Job Summary:
xAI is a company focused on creating AI systems that enhance human understanding and knowledge. The Data Engineer role involves developing systems and processes for data acquisition, preparation, and quality evaluation, ensuring that models are trained on high-quality data throughout the training lifecycle.
Responsibilities:
• Analyze the performance and impact of data used throughout the model training lifecycle
• Investigate anomalous model behavior and rigorously identify the data issues that drive poor downstream performance
• Design, build, and improve the data cleaning, transformation, and quality-control steps required to produce high-quality training data
• Research, evaluate, and develop frontier methods for improving data quality and effectiveness in AI model development
• Apply statistical techniques and empirical analysis to make informed, data-driven decisions about dataset quality and model outcomes
• Partner across teams to identify where data needs exist and define the highest-impact opportunities for new data acquisition and improvement
• Build and maintain production-grade data pipelines, tooling, and software systems that ingest, process, validate, and deliver data for training
• Develop metrics, evaluation frameworks, and monitoring systems to assess how data quality influences model behavior at scale
• Fuse data from multiple sources into reliable, usable datasets for research and production model training
• Create shared datasets, tooling, and internal data products that enable other teams to analyze, debug, and improve model performance
Qualifications:
Required:
• Bachelor’s degree in computer science, data science, physics, mathematics, or a STEM discipline
• 1+ years of data/software engineering experience (internship experience is applicable)

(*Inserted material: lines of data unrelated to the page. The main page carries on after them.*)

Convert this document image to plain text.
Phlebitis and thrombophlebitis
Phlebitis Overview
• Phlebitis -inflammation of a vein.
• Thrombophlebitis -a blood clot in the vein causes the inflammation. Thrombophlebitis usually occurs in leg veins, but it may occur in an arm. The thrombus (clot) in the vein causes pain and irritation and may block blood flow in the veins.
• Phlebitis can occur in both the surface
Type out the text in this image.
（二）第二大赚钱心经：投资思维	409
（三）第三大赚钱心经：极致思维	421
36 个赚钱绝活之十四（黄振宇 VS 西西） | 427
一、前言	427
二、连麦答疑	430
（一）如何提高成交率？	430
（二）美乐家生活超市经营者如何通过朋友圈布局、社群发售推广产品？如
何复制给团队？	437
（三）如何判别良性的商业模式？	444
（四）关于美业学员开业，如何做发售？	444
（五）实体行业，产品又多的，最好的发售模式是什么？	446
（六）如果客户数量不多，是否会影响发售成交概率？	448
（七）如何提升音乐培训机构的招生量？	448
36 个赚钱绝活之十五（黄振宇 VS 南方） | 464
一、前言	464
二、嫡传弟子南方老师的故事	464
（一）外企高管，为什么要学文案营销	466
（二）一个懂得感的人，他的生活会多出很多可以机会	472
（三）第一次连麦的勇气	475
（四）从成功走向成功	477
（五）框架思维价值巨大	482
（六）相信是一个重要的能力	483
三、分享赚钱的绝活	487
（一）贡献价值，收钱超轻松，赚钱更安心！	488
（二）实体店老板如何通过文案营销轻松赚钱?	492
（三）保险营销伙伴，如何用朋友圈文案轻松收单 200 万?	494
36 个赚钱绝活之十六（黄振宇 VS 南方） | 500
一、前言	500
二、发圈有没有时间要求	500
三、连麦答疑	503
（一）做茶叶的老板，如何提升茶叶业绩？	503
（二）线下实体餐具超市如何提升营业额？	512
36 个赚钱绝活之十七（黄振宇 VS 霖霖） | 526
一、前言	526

• Experience in implementing or analyzing language models or neural networks
Preferred:
• Professional experience in analytics, data science, machine learning, or data engineering
• Experience building and operating production data pipelines for neural network or large-scale machine learning workloads
• Strong experience with Python and the broader ecosystem of libraries and tools used in modern machine learning and data development
• Experience working with Parquet or similar columnar storage formats in large-scale data systems
• Familiarity with Kubernetes and distributed production environments
• Experience developing predictive models and machine learning pipelines, including clustering, forecasting, anomaly detection, or related techniques
• Experience working with very large-scale datasets, including terabyte- to petabyte-scale data systems
• Strong statistical intuition and the ability to use quantitative analysis to guide technical and product decision, including familiarity of scaling ladder design studies
• Ability to operate effectively in a dynamic environment with evolving priorities, changing requirements, and fast-moving technical challenges
• Demonstrated ability to take ownership of ambiguous problems, drive projects independently, and develop new expertise where needed
Company:
XAI is an artificial intelligence startup that develops AI solutions and tools to enhance reasoning and search capabilities. It is a sub-organization of SpaceX. Founded in 2023, the company is headquartered in Palo Alto, USA, with a team of 1001-5000 employees. The company is currently Late Stage.